…wherein Kagame gets a new side mirror…
Kagame had a rocky week and he complained as much to his confidant Rambo.
“It all started when I damaged my car’s side mirror and replaced it.” He nudged his head towards the new mirror. “First day I used it, I saw a monster rushing towards me, a terrifying monster, with fire blazing through its eyes and smoke billowing from its ears and nostrils. I panicked so much I pulled the car into reverse and rammed the accelerator to the floor without stopping to think it through.”
“And you hit the monster?” Rambo asked with bated breath.
“Thank heavens I didn’t because it turns out there wasn’t any monster in the first place. It was…my wife.”
“Ooh…how’d she react to that?”
“Have I shown you my new scars?” Kagame tenderly lifted his shirt to display the altered geography of his chest and back. Rambo winced.
“Two days later, I swear to God, I saw a leopard charging towards the car while I was heading back home from work. Then…” Kagame smiled unamusedly, “Then it turned out the leopard was nothing more than a stray cat.”
“Well this explains it.” Rambo said standing over the side mirror, “This text right here, it says ‘Objects in the mirror appear more bad-a** than they really are.’”
“I don’t see anything.” Said a squinting Kagame.
“Really, it’s right there…oh now it’s changed, now it says, ‘Mind your own business, you joint-smoking troll’. Who did you buy this thing from?”

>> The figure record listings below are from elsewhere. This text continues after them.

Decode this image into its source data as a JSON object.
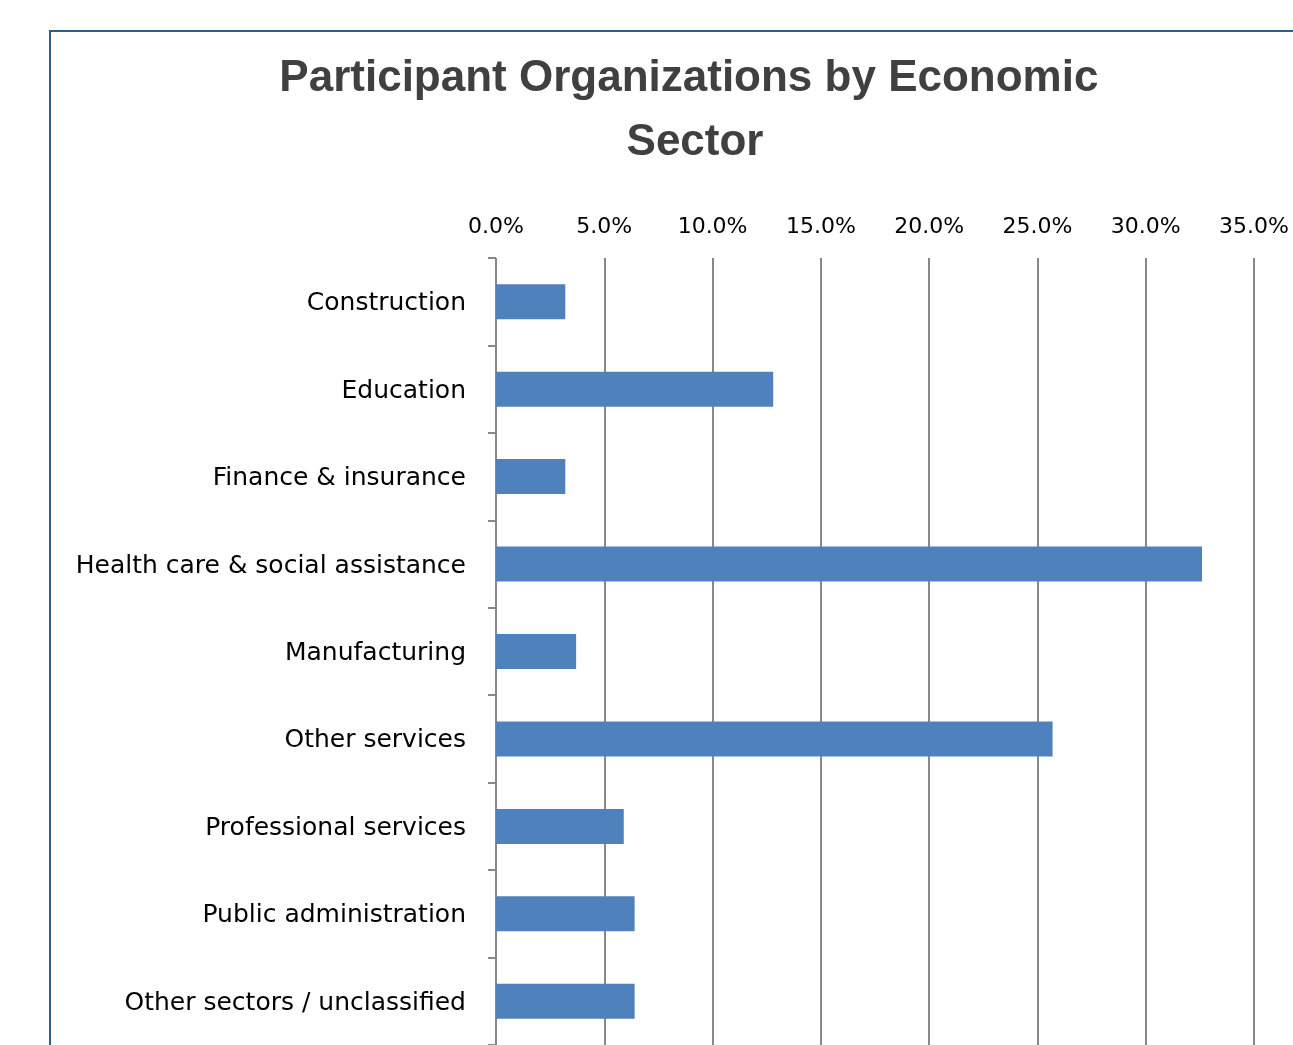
{
  "chart_data": {
    "type": "bar",
    "orientation": "horizontal",
    "title": "Participant Organizations by Economic Sector",
    "categories": [
      "Construction",
      "Education",
      "Finance & insurance",
      "Health care & social assistance",
      "Manufacturing",
      "Other services",
      "Professional services",
      "Public administration",
      "Other sectors / unclassified"
    ],
    "values": [
      3.2,
      12.8,
      3.2,
      32.6,
      3.7,
      25.7,
      5.9,
      6.4,
      6.4
    ],
    "color": "#4f81bd",
    "xlim": [
      0,
      35
    ],
    "xticks": [
      {
        "value": 0,
        "label": "0.0%"
      },
      {
        "value": 5,
        "label": "5.0%"
      },
      {
        "value": 10,
        "label": "10.0%"
      },
      {
        "value": 15,
        "label": "15.0%"
      },
      {
        "value": 20,
        "label": "20.0%"
      },
      {
        "value": 25,
        "label": "25.0%"
      },
      {
        "value": 30,
        "label": "30.0%"
      },
      {
        "value": 35,
        "label": "35.0%"
      }
    ],
    "grid": "x"
  }
}
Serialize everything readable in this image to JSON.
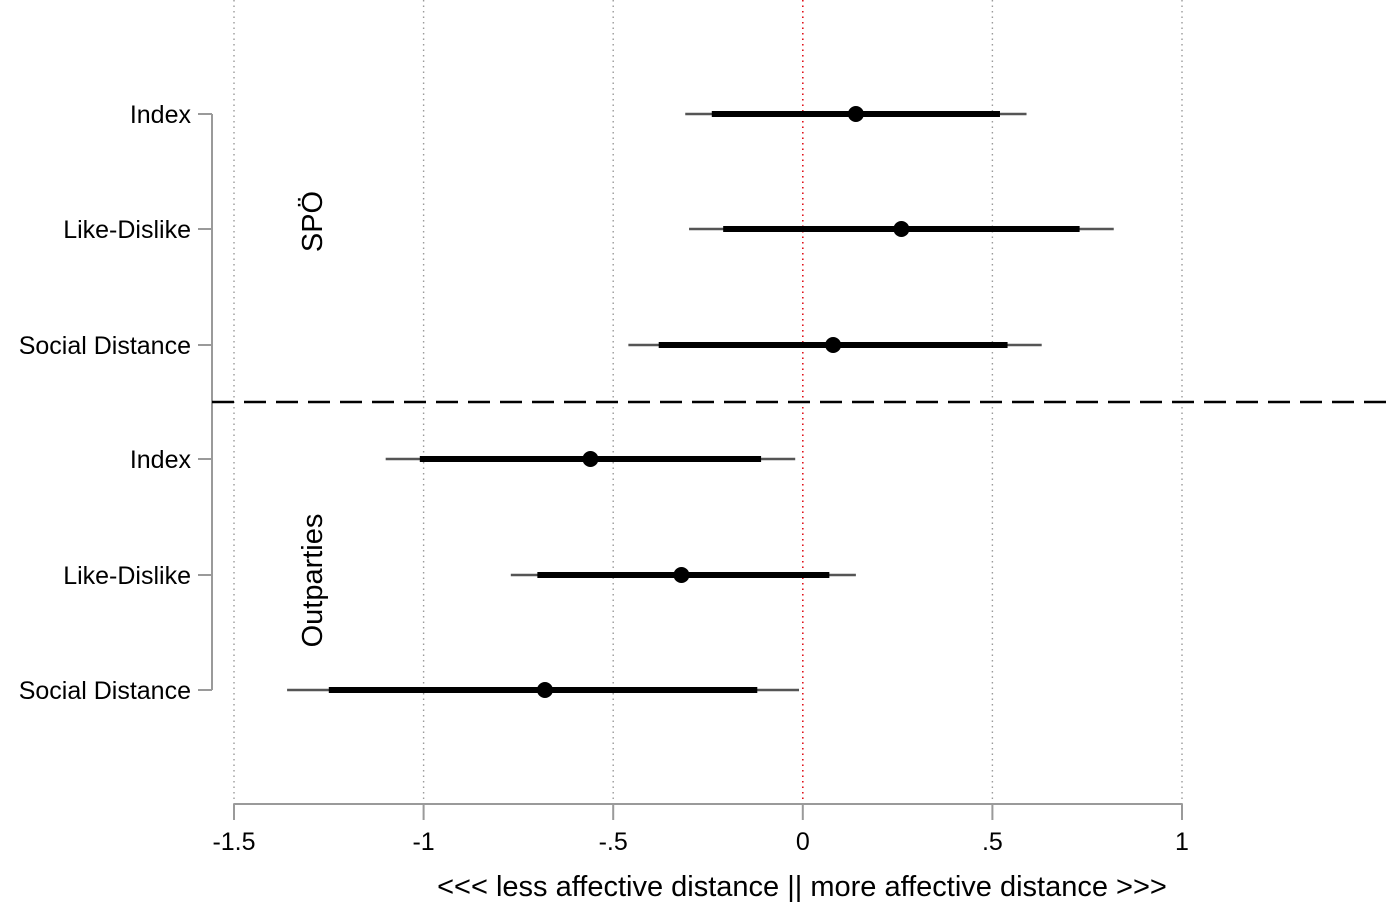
{
  "chart_data": {
    "type": "coefficient-plot",
    "title": "",
    "xlabel": "<<< less affective distance || more affective distance >>>",
    "xlim": [
      -1.5,
      1
    ],
    "x_ticks": [
      -1.5,
      -1,
      -0.5,
      0,
      0.5,
      1
    ],
    "x_tick_labels": [
      "-1.5",
      "-1",
      "-.5",
      "0",
      ".5",
      "1"
    ],
    "reference_line": 0,
    "grid": "vertical dotted",
    "groups": [
      {
        "name": "SPÖ",
        "rows": [
          {
            "label": "Index",
            "estimate": 0.14,
            "ci95": [
              -0.31,
              0.59
            ],
            "ci_inner": [
              -0.24,
              0.52
            ]
          },
          {
            "label": "Like-Dislike",
            "estimate": 0.26,
            "ci95": [
              -0.3,
              0.82
            ],
            "ci_inner": [
              -0.21,
              0.73
            ]
          },
          {
            "label": "Social Distance",
            "estimate": 0.08,
            "ci95": [
              -0.46,
              0.63
            ],
            "ci_inner": [
              -0.38,
              0.54
            ]
          }
        ]
      },
      {
        "name": "Outparties",
        "rows": [
          {
            "label": "Index",
            "estimate": -0.56,
            "ci95": [
              -1.1,
              -0.02
            ],
            "ci_inner": [
              -1.01,
              -0.11
            ]
          },
          {
            "label": "Like-Dislike",
            "estimate": -0.32,
            "ci95": [
              -0.77,
              0.14
            ],
            "ci_inner": [
              -0.7,
              0.07
            ]
          },
          {
            "label": "Social Distance",
            "estimate": -0.68,
            "ci95": [
              -1.36,
              -0.01
            ],
            "ci_inner": [
              -1.25,
              -0.12
            ]
          }
        ]
      }
    ]
  }
}
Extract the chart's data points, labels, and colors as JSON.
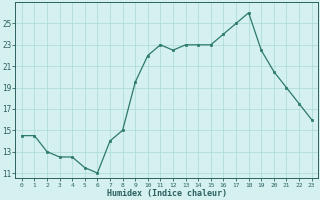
{
  "x": [
    0,
    1,
    2,
    3,
    4,
    5,
    6,
    7,
    8,
    9,
    10,
    11,
    12,
    13,
    14,
    15,
    16,
    17,
    18,
    19,
    20,
    21,
    22,
    23
  ],
  "y": [
    14.5,
    14.5,
    13.0,
    12.5,
    12.5,
    11.5,
    11.0,
    14.0,
    15.0,
    19.5,
    22.0,
    23.0,
    22.5,
    23.0,
    23.0,
    23.0,
    24.0,
    25.0,
    26.0,
    22.5,
    20.5,
    19.0,
    17.5,
    16.0
  ],
  "xlabel": "Humidex (Indice chaleur)",
  "ylim": [
    10.5,
    27
  ],
  "xlim": [
    -0.5,
    23.5
  ],
  "yticks": [
    11,
    13,
    15,
    17,
    19,
    21,
    23,
    25
  ],
  "xticks": [
    0,
    1,
    2,
    3,
    4,
    5,
    6,
    7,
    8,
    9,
    10,
    11,
    12,
    13,
    14,
    15,
    16,
    17,
    18,
    19,
    20,
    21,
    22,
    23
  ],
  "line_color": "#2d7a6a",
  "marker_color": "#2d7a6a",
  "bg_color": "#d4f0ef",
  "grid_color": "#b0ddd8",
  "xlabel_color": "#2d6060",
  "tick_color": "#2d6060",
  "spine_color": "#2d6060"
}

“Well that’s the thing, the man who sold it to me was an unassumingly respectable fella. He had nothing on but a straw hat and faded jeans shorts, and an impressive array of bead ornaments around his neck and arms. Oh and he called himself Salim Makame, Simba wa Pwani (Lion of the Coast)…what?”
Rambo was shaking his head. “Nothing, except sometimes I forget you are the CEO of a multibillion company how gullible you can get.”